A critical challenge in BiW assembly is therefore quality management. Assembly engineers specify geometric tolerances for each part, which are then communicated to suppliers. The suppliers, in turn, build and optimize their tools to meet these tolerances and validate compliance through measurement protocols.

This process is almost exclusively hardware-based today and faces several limitations:

  1. Part tolerances are defined early based primarily on experience, leading to overengineering in terms of geometric tolerances. Frequently, these defined tolerances prove unattainable and the parts need to be reworked under extreme time pressure during the tryout phase.
  2. The joining processes can significantly impact the final assembly. Thermal processes like welding and glue curing may lead to distortions, which need to be addressed during tryout.

We will now discuss how these challenges can be significantly mitigated by digitalizing the assembly engineering and tryout processes.

A Digital Twin for BiW Assembly

The ability to continuously simulate the assembly process chain presents a solution to the aforementioned challenges, both in the engineering stage and during tryout, greatly reducing the effort and time spent on hardware.

Define Realistic Part Tolerances

From a BiW manufacturing viewpoint, the parts must be accurate enough to be joined correctly (at mating surfaces) and satisfy engineering and aesthetic requirements (such as flushness and gaps) in the assembled state. The tolerances required to achieve these goals are usually much wider than those imposed on the manufacturing of the individual parts.

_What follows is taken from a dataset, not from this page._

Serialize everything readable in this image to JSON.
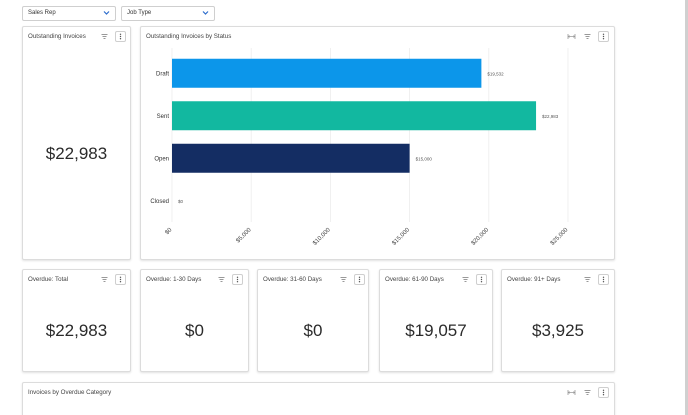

This discrepancy arises due to uncertainties associated with joining flexible components. The ultimate behavior of the assembled components depends on many factors, including the stiffness of the parts (forming history), joining type, and sequence. This often leads to parts being built according to tolerances that are not actually necessary. Moreover, without considering the actual behavior of the assembly, even parts built to strict tolerances can lead to inaccurate assemblies, necessitating modifications during tryout.

AutoForm Assembly facilitates the evaluation of part compliance in the assembled state well before the actual tools are built. This allows for the identification of parts critical to the assembled outcome that require tight tolerances. Simultaneously, it enables the compensation of individual parts to ensure the desired result in the assembled state. This methodology, called Virtual Assembly Reference (VAR), has proven to significantly reduce uncertainty, especially in the design of subassemblies.

Predictively Design Joining Processes

The dimensional accuracy of BiW assemblies is significantly influenced by several factors: the springback behavior of formed parts, the holding conditions during assembly, and the specific joining method employed. Thermal joining processes like welding and oven-hardened gluing, along with forming-based operations such as hemming and clinching, are notorious for introducing additional distortions in the system, which can cause tolerances to be exceeded. These effects are traditionally counteracted during the joining tryout by selecting a holding condition that offsets the impact of the joining operation, commonly through shimming. However, this process has limitations, and the tolerances can often only be achieved through costly modifications to the part geometries.

AutoForm Assembly provides a set of surrogate modelling options to address joining-induced deformations. Joining method, sequence, and holding conditions can all be designed and optimized digitally, reducing the tryout effort to an absolute minimum.

Conclusion

BiW assembly involves a complex set of tasks, from tolerance management and joining process engineering to tryout and manufacturing planning. Most of these engineering tasks are still predominantly guided by experience-based rules and finalized through hardware optimization in tryout. AutoForm Assembly provides a set of specialized and user-friendly software tools, enabling engineers to design their processes based on realistic outcome predictions. This not only renders hardware prototyping and tryout obsolete, but also enables proactive process optimization, saving significant time and costs downstream.